Is there a way to reduce the computation time in this program that eliminates the columns of a matrix A if for a given column the element of line 4 is equal to the element in row 5:
k=1;
for i=1:4000
if A(4,i) ~= A(5,i)
B(:,k)=A(:,i);
k=k+1;
end
end
1 Answer 1
In general, you speed up Matlab programs by computing whole vectors or matrices at once, rather than writing loops. In this case, you can generate a "logical" vector that contains 1 in each column where the corresponding column in A has different values in rows 4 and 5, and 0 in the other columns:
selected_columns = A(4, :) ~= A(5, :);
Then you want to collect all the rows of A, in the columns where the two rows are different:
B = A(:, selected_columns);
I tested the idea in Octave, since I don't actually have Matlab:
octave-3.4.0:7> A = [1, 1, 2, 2, 3, 4, 5;1, 2, 3, 2, 1, 4, 5]
A =
1 1 2 2 3 4 5
1 2 3 2 1 4 5
octave-3.4.0:8> selected_columns = A(1, :) ~= A(2, :)
selected_columns =
0 1 1 0 1 0 0
octave-3.4.0:9> B = A(:, selected_columns)
B =
1 2 3
2 3 1
This isn't exactly equivalent to your original code, but it's probably closer to what you meant anyway.

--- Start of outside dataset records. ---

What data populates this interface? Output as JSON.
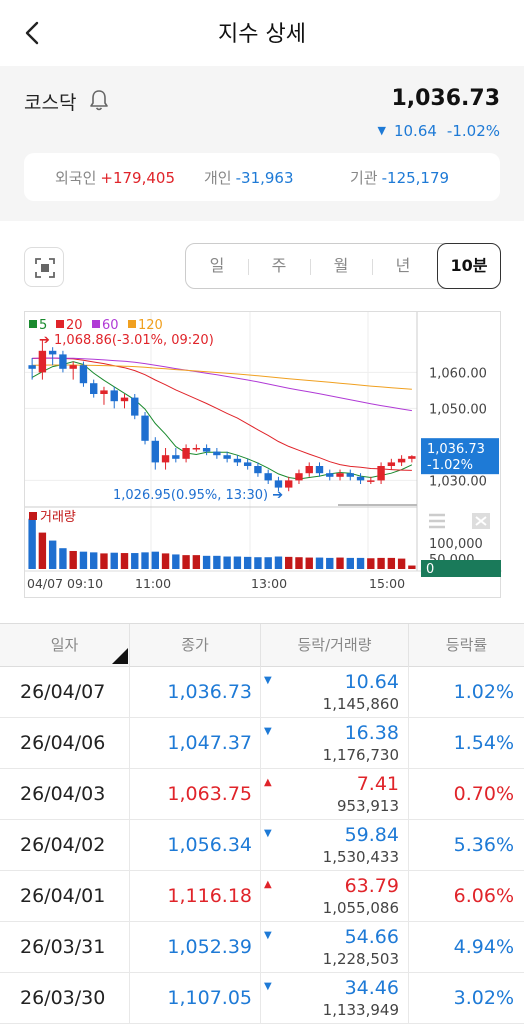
{
  "header": {
    "title": "지수 상세"
  },
  "index": {
    "name": "코스닥",
    "value": "1,036.73",
    "change": "10.64",
    "change_pct": "-1.02%",
    "direction": "down"
  },
  "investors": [
    {
      "label": "외국인",
      "value": "+179,405",
      "dir": "up"
    },
    {
      "label": "개인",
      "value": "-31,963",
      "dir": "down"
    },
    {
      "label": "기관",
      "value": "-125,179",
      "dir": "down"
    }
  ],
  "periods": [
    "일",
    "주",
    "월",
    "년",
    "10분"
  ],
  "active_period": "10분",
  "chart_data": {
    "type": "candlestick",
    "legend": [
      {
        "label": "5",
        "color": "#1a8a2e"
      },
      {
        "label": "20",
        "color": "#e0242a"
      },
      {
        "label": "60",
        "color": "#b03ad6"
      },
      {
        "label": "120",
        "color": "#f0a020"
      }
    ],
    "high_annotation": "1,068.86(-3.01%, 09:20)",
    "low_annotation": "1,026.95(0.95%, 13:30)",
    "price_ticks": [
      "1,060.00",
      "1,050.00",
      "1,030.00"
    ],
    "current_price_label": [
      "1,036.73",
      "-1.02%"
    ],
    "volume_label": "거래량",
    "volume_ticks": [
      "100,000",
      "50,000"
    ],
    "volume_zero": "0",
    "x_ticks": [
      "04/07 09:10",
      "11:00",
      "13:00",
      "15:00"
    ],
    "candles": [
      {
        "o": 1062,
        "h": 1064,
        "l": 1058,
        "c": 1061
      },
      {
        "o": 1060,
        "h": 1068.86,
        "l": 1058,
        "c": 1066
      },
      {
        "o": 1066,
        "h": 1067,
        "l": 1062,
        "c": 1065
      },
      {
        "o": 1065,
        "h": 1066,
        "l": 1060,
        "c": 1061
      },
      {
        "o": 1061,
        "h": 1063,
        "l": 1058,
        "c": 1062
      },
      {
        "o": 1062,
        "h": 1063,
        "l": 1056,
        "c": 1057
      },
      {
        "o": 1057,
        "h": 1058,
        "l": 1053,
        "c": 1054
      },
      {
        "o": 1054,
        "h": 1056,
        "l": 1051,
        "c": 1055
      },
      {
        "o": 1055,
        "h": 1056,
        "l": 1050,
        "c": 1052
      },
      {
        "o": 1052,
        "h": 1054,
        "l": 1050,
        "c": 1053
      },
      {
        "o": 1053,
        "h": 1054,
        "l": 1047,
        "c": 1048
      },
      {
        "o": 1048,
        "h": 1049,
        "l": 1040,
        "c": 1041
      },
      {
        "o": 1041,
        "h": 1042,
        "l": 1033,
        "c": 1035
      },
      {
        "o": 1035,
        "h": 1039,
        "l": 1033,
        "c": 1037
      },
      {
        "o": 1037,
        "h": 1039,
        "l": 1035,
        "c": 1036
      },
      {
        "o": 1036,
        "h": 1040,
        "l": 1035,
        "c": 1039
      },
      {
        "o": 1039,
        "h": 1040,
        "l": 1038,
        "c": 1039
      },
      {
        "o": 1039,
        "h": 1040,
        "l": 1037,
        "c": 1038
      },
      {
        "o": 1038,
        "h": 1039,
        "l": 1036,
        "c": 1037
      },
      {
        "o": 1037,
        "h": 1038,
        "l": 1035,
        "c": 1036
      },
      {
        "o": 1036,
        "h": 1037,
        "l": 1034,
        "c": 1035
      },
      {
        "o": 1035,
        "h": 1036,
        "l": 1033,
        "c": 1034
      },
      {
        "o": 1034,
        "h": 1035,
        "l": 1031,
        "c": 1032
      },
      {
        "o": 1032,
        "h": 1033,
        "l": 1029,
        "c": 1030
      },
      {
        "o": 1030,
        "h": 1031,
        "l": 1026.95,
        "c": 1028
      },
      {
        "o": 1028,
        "h": 1031,
        "l": 1027,
        "c": 1030
      },
      {
        "o": 1030,
        "h": 1033,
        "l": 1029,
        "c": 1032
      },
      {
        "o": 1032,
        "h": 1035,
        "l": 1031,
        "c": 1034
      },
      {
        "o": 1034,
        "h": 1035,
        "l": 1031,
        "c": 1032
      },
      {
        "o": 1032,
        "h": 1033,
        "l": 1030,
        "c": 1031
      },
      {
        "o": 1031,
        "h": 1033,
        "l": 1030,
        "c": 1032
      },
      {
        "o": 1032,
        "h": 1033,
        "l": 1030,
        "c": 1031
      },
      {
        "o": 1031,
        "h": 1032,
        "l": 1029,
        "c": 1030
      },
      {
        "o": 1030,
        "h": 1031,
        "l": 1029,
        "c": 1030
      },
      {
        "o": 1030,
        "h": 1035,
        "l": 1029,
        "c": 1034
      },
      {
        "o": 1034,
        "h": 1036,
        "l": 1033,
        "c": 1035
      },
      {
        "o": 1035,
        "h": 1037,
        "l": 1034,
        "c": 1036
      },
      {
        "o": 1036,
        "h": 1037,
        "l": 1035,
        "c": 1036.73
      }
    ],
    "volumes": [
      145000,
      105000,
      82000,
      60000,
      52000,
      50000,
      48000,
      45000,
      47000,
      46000,
      46000,
      48000,
      50000,
      45000,
      42000,
      40000,
      40000,
      38000,
      38000,
      36000,
      36000,
      35000,
      34000,
      34000,
      36000,
      35000,
      34000,
      33000,
      33000,
      32000,
      33000,
      32000,
      32000,
      31000,
      32000,
      32000,
      30000,
      10000
    ]
  },
  "table": {
    "headers": [
      "일자",
      "종가",
      "등락/거래량",
      "등락률"
    ],
    "rows": [
      {
        "date": "26/04/07",
        "close": "1,036.73",
        "change": "10.64",
        "volume": "1,145,860",
        "rate": "1.02%",
        "dir": "down"
      },
      {
        "date": "26/04/06",
        "close": "1,047.37",
        "change": "16.38",
        "volume": "1,176,730",
        "rate": "1.54%",
        "dir": "down"
      },
      {
        "date": "26/04/03",
        "close": "1,063.75",
        "change": "7.41",
        "volume": "953,913",
        "rate": "0.70%",
        "dir": "up"
      },
      {
        "date": "26/04/02",
        "close": "1,056.34",
        "change": "59.84",
        "volume": "1,530,433",
        "rate": "5.36%",
        "dir": "down"
      },
      {
        "date": "26/04/01",
        "close": "1,116.18",
        "change": "63.79",
        "volume": "1,055,086",
        "rate": "6.06%",
        "dir": "up"
      },
      {
        "date": "26/03/31",
        "close": "1,052.39",
        "change": "54.66",
        "volume": "1,228,503",
        "rate": "4.94%",
        "dir": "down"
      },
      {
        "date": "26/03/30",
        "close": "1,107.05",
        "change": "34.46",
        "volume": "1,133,949",
        "rate": "3.02%",
        "dir": "down"
      }
    ]
  }
}
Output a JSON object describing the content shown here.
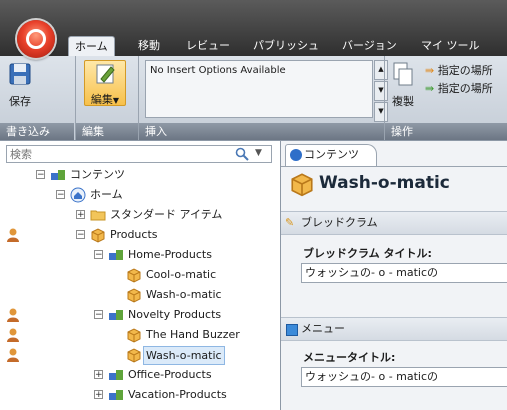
{
  "ribbon": {
    "tabs": [
      "ホーム",
      "移動",
      "レビュー",
      "パブリッシュ",
      "バージョン",
      "マイ ツール"
    ],
    "active_tab": "ホーム",
    "save_label": "保存",
    "edit_label": "編集",
    "insert_options_text": "No Insert Options Available",
    "copy_label": "複製",
    "move_to_1": "指定の場所",
    "move_to_2": "指定の場所",
    "groups": {
      "write": "書き込み",
      "edit": "編集",
      "insert": "挿入",
      "operations": "操作"
    }
  },
  "search": {
    "placeholder": "検索"
  },
  "tree": {
    "root": "コンテンツ",
    "home": "ホーム",
    "standard": "スタンダード アイテム",
    "products": "Products",
    "home_products": "Home-Products",
    "cool": "Cool-o-matic",
    "wash1": "Wash-o-matic",
    "novelty": "Novelty Products",
    "buzzer": "The Hand Buzzer",
    "wash2": "Wash-o-matic",
    "office": "Office-Products",
    "vacation": "Vacation-Products"
  },
  "content": {
    "tab_label": "コンテンツ",
    "item_title": "Wash-o-matic",
    "breadcrumb_section": "ブレッドクラム",
    "breadcrumb_field_label": "ブレッドクラム タイトル:",
    "breadcrumb_field_value": "ウォッシュの- o - maticの",
    "menu_section": "メニュー",
    "menu_field_label": "メニュータイトル:",
    "menu_field_value": "ウォッシュの- o - maticの"
  },
  "colors": {
    "ribbon_dark": "#3c3c3c",
    "ribbon_footer": "#7a8492",
    "selection": "#dbeaf9",
    "folder_yellow": "#f2b84b"
  }
}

Specifically, if A has more than 4000 columns, my code will include the extra ones, while yours will drop them. My code also doesn't care about the initial value of B, while yours can include extra columns from B that weren't in A. Similarly, your code can fail if A is narrower than 4000 columns, or if B is too narrow to hold all the unequal columns from A.